Measurement report: Simultaneous measurement on gas- and particle-phase water-soluble organics in Shanghai: Enhanced light absorption of transported Asian dust

To better understand the physicochemical evolution of Asian dust particles during long-range transport, water-soluble organic compounds (WSOCs) in gas- (WSOC_g) and particle-phase (WSOC_p) in the spring atmosphere of Shanghai during the 2023 dust storm period (DS) and haze events (HE) were simultaneously measured with a 3 h time resolution, and characterized for their optical properties and size distribution.

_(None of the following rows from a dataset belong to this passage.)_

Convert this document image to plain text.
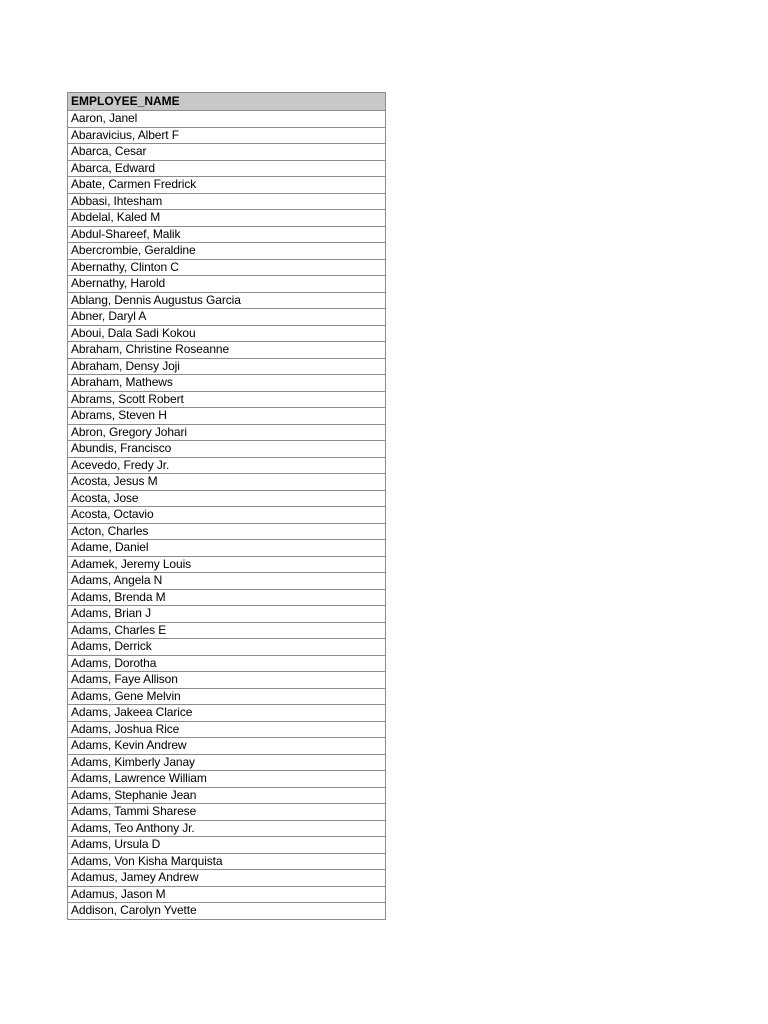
EMPLOYEE_NAME
Aaron, Janel
Abaravicius, Albert F
Abarca, Cesar
Abarca, Edward
Abate, Carmen Fredrick
Abbasi, Ihtesham
Abdelal, Kaled M
Abdul-Shareef, Malik
Abercrombie, Geraldine
Abernathy, Clinton C
Abernathy, Harold
Ablang, Dennis Augustus Garcia
Abner, Daryl A
Aboui, Dala Sadi Kokou
Abraham, Christine Roseanne
Abraham, Densy Joji
Abraham, Mathews
Abrams, Scott Robert
Abrams, Steven H
Abron, Gregory Johari
Abundis, Francisco
Acevedo, Fredy Jr.
Acosta, Jesus M
Acosta, Jose
Acosta, Octavio
Acton, Charles
Adame, Daniel
Adamek, Jeremy Louis
Adams, Angela N
Adams, Brenda M
Adams, Brian J
Adams, Charles E
Adams, Derrick
Adams, Dorotha
Adams, Faye Allison
Adams, Gene Melvin
Adams, Jakeea Clarice
Adams, Joshua Rice
Adams, Kevin Andrew
Adams, Kimberly Janay
Adams, Lawrence William
Adams, Stephanie Jean
Adams, Tammi Sharese
Adams, Teo Anthony Jr.
Adams, Ursula D
Adams, Von Kisha Marquista
Adamus, Jamey Andrew
Adamus, Jason M
Addison, Carolyn Yvette
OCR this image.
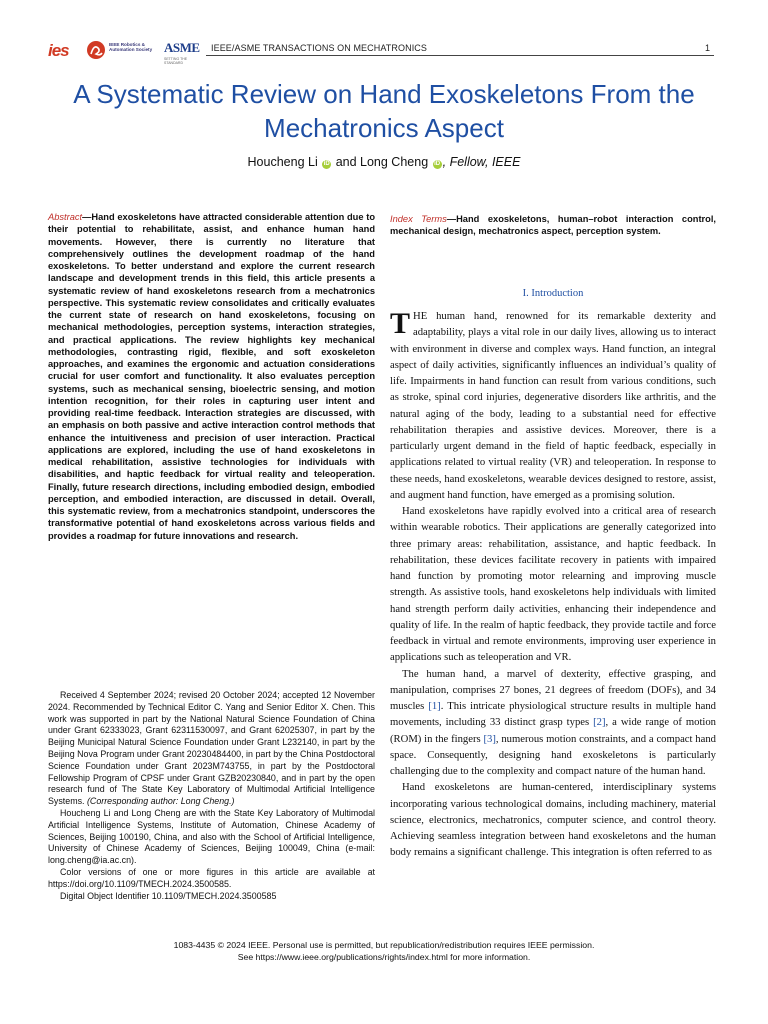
ies	IEEE Robotics & Automation Society ASME
SETTING THE STANDARD
IEEE/ASME TRANSACTIONS ON MECHATRONICS	1
A Systematic Review on Hand Exoskeletons From the Mechatronics Aspect
Houcheng Li iD and Long Cheng iD , Fellow, IEEE
Abstract—Hand exoskeletons have attracted considerable attention due to their potential to rehabilitate, assist, and enhance human hand movements. However, there is currently no literature that comprehensively outlines the development roadmap of the hand exoskeletons. To better understand and explore the current research landscape and development trends in this field, this article presents a systematic review of hand exoskeletons research from a mechatronics perspective. This systematic review consolidates and critically evaluates the current state of research on hand exoskeletons, focusing on mechanical methodologies, perception systems, interaction strategies, and practical applications. The review highlights key mechanical methodologies, contrasting rigid, flexible, and soft exoskeleton approaches, and examines the ergonomic and actuation considerations crucial for user comfort and functionality. It also evaluates perception systems, such as mechanical sensing, bioelectric sensing, and motion intention recognition, for their roles in capturing user intent and providing real-time feedback. Interaction strategies are discussed, with an emphasis on both passive and active interaction control methods that enhance the intuitiveness and precision of user interaction. Practical applications are explored, including the use of hand exoskeletons in medical rehabilitation, assistive technologies for individuals with disabilities, and haptic feedback for virtual reality and teleoperation. Finally, future research directions, including embodied design, embodied perception, and embodied interaction, are discussed in detail. Overall, this systematic review, from a mechatronics standpoint, underscores the transformative potential of hand exoskeletons across various fields and provides a roadmap for future innovations and research.
Index Terms—Hand exoskeletons, human–robot interaction control, mechanical design, mechatronics aspect, perception system.
I. Introduction

THE human hand, renowned for its remarkable dexterity and adaptability, plays a vital role in our daily lives, allowing us to interact with environment in diverse and complex ways. Hand function, an integral aspect of daily activities, significantly influences an individual’s quality of life. Impairments in hand function can result from various conditions, such as stroke, spinal cord injuries, degenerative disorders like arthritis, and the natural aging of the body, leading to a substantial need for effective rehabilitation therapies and assistive devices. Moreover, there is a particularly urgent demand in the field of haptic feedback, especially in applications related to virtual reality (VR) and teleoperation. In response to these needs, hand exoskeletons, wearable devices designed to restore, assist, and augment hand function, have emerged as a promising solution.

Hand exoskeletons have rapidly evolved into a critical area of research within wearable robotics. Their applications are generally categorized into three primary areas: rehabilitation, assistance, and haptic feedback. In rehabilitation, these devices facilitate recovery in patients with impaired hand function by promoting motor relearning and improving muscle strength. As assistive tools, hand exoskeletons help individuals with limited hand strength perform daily activities, enhancing their independence and quality of life. In the realm of haptic feedback, they provide tactile and force feedback in virtual and remote environments, improving user experience in applications such as teleoperation and VR.

The human hand, a marvel of dexterity, effective grasping, and manipulation, comprises 27 bones, 21 degrees of freedom (DOFs), and 34 muscles [1]. This intricate physiological structure results in multiple hand movements, including 33 distinct grasp types [2], a wide range of motion (ROM) in the fingers [3], numerous motion constraints, and a compact hand space. Consequently, designing hand exoskeletons is particularly challenging due to the complexity and compact nature of the human hand.

Hand exoskeletons are human-centered, interdisciplinary systems incorporating various technological domains, including machinery, material science, electronics, mechatronics, computer science, and control theory. Achieving seamless integration between hand exoskeletons and the human body remains a significant challenge. This integration is often referred to as

Received 4 September 2024; revised 20 October 2024; accepted 12 November 2024. Recommended by Technical Editor C. Yang and Senior Editor X. Chen. This work was supported in part by the National Natural Science Foundation of China under Grant 62333023, Grant 62311530097, and Grant 62025307, in part by the Beijing Municipal Natural Science Foundation under Grant L232140, in part by the Beijing Nova Program under Grant 20230484400, in part by the China Postdoctoral Science Foundation under Grant 2023M743755, in part by the Postdoctoral Fellowship Program of CPSF under Grant GZB20230840, and in part by the open research fund of The State Key Laboratory of Multimodal Artificial Intelligence Systems. (Corresponding author: Long Cheng.)

Houcheng Li and Long Cheng are with the State Key Laboratory of Multimodal Artificial Intelligence Systems, Institute of Automation, Chinese Academy of Sciences, Beijing 100190, China, and also with the School of Artificial Intelligence, University of Chinese Academy of Sciences, Beijing 100049, China (e-mail: long.cheng@ia.ac.cn).

Color versions of one or more figures in this article are available at https://doi.org/10.1109/TMECH.2024.3500585.

Digital Object Identifier 10.1109/TMECH.2024.3500585

1083-4435 © 2024 IEEE. Personal use is permitted, but republication/redistribution requires IEEE permission.
See https://www.ieee.org/publications/rights/index.html for more information.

Our results showed that gas-to-particle-phase partitioning coefficients (F_p) of WSOCs in DS (0.30 ± 0.06) was comparable to that in HE (0.32 ± 0.06), although both temperature and relative humidity in DS were not favorable for the partitioning, indicating a promoting role of dust particles in the transformation process of WSOC_g from gas to particle phase. F_p variation was largely driven by aerosol liquid water content in HE but by aerosol acidity in DS. WSOC_p and its light absorption at λ365nm dominated at the fine mode (< 2.1 μm) in non-DS period and the coarse mode (> 2.1 μm) in DS, respectively. Mass absorption coefficient (MAC) of the coarse mode of WSOC_p at λ365nm in DS was 0.8 m² g^-1, which is four times that (0.20 ± 0.09 m² g^-1) in the source region of Tengger Desert, suggesting a remarkably increase in light absorbing ability of Asian dust during long-range transport. Sharp co-increases of nitroaromatics, imidazoles, and water-soluble organic nitrogen at the coarse mode in the DS period further revealed that such an increasing MAC is mainly caused by adsorption and heterogeneous formation of light absorbing nitrogen-containing organics on the dust surface during long-range transport.